King Jan III Sobieski (1629 –1696) was one of the most notable monarchs of the Polish-Lithuanian Commonwealth, from 1674 until his death, as the King of Poland and Grand Duke of Lithuania. Sobieski s 22-year-reign was marked by a period of the Commonwealth s stabilization, much needed after the turmoil of the Deluge and Khmelnitsky Uprising. Popular among his subjects, he was also a brilliant military commander, most famous for the victory over the Turks in the 1683 Battle of Vienna
For his victories over the Ottoman Empire, he was dubbed by the Turks the Lion of Lechistan. Sobieski graduated from the Nowodworski Secondary School in Kraków, the oldest in Poland, and the cradle of the Nowodworski Foundation. After finishing his studies at the Jagiellonian University Jan left for Western Europe, where he spent years studying and traveling. During that time he met major political figures: Louis II de Bourbon, Charles II of England and William II, Prince of Orange, he also learned French, German, Italian, Turkish and Latin. This proved to be vital during his later military career. He sponsored arts and architecture. In literature he was recognizedfor love letters written to his wife Marysienka, Marie Casimire Louise de La Grange d’Arquien.
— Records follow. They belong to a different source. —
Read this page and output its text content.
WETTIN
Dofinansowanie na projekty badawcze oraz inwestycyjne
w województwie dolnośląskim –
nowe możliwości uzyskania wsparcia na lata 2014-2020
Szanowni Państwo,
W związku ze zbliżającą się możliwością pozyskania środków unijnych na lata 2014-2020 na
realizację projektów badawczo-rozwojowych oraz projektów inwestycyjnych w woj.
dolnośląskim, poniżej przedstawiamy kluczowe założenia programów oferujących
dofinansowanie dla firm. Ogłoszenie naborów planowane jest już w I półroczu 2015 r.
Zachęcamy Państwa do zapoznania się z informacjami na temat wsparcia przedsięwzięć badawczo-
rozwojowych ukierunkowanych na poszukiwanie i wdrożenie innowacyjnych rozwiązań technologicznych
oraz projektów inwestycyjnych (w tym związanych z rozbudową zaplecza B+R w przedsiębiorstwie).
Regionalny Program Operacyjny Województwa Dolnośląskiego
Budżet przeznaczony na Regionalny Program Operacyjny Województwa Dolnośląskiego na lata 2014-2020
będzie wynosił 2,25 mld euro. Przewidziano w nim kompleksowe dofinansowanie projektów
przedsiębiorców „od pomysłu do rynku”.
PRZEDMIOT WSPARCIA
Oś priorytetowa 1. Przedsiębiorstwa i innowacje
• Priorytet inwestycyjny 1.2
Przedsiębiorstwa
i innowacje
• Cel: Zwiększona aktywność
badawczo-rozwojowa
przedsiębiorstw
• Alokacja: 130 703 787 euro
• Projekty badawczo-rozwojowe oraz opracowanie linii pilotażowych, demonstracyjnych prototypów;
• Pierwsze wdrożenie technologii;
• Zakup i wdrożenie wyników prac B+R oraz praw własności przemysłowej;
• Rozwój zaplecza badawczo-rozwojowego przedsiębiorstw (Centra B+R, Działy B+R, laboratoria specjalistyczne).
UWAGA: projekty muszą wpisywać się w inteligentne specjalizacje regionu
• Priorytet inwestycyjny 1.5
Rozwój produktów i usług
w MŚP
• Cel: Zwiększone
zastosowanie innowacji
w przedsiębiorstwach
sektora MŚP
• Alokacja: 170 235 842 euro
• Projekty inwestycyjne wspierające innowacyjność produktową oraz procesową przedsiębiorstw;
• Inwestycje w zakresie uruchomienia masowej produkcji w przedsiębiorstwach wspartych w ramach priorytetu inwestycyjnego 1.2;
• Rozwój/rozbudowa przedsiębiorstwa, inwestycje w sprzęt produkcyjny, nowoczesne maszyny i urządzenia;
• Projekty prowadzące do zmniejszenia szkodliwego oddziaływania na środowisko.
Andrew Pitynski, medal creator, is also an author of numerous sculptures for public monuments in the United States and Poland. A recipient of various honors and awards, during an interview he replied to a question on the role of monuments in life: a monument is an expressive symbol. A good one, looked at for even a few minutes will remain in memory for years or even for one’s entire lifetime. Monuments are the milestones in a nation’s history – they will not allow other systems and governments to destroy the core values of a national culture.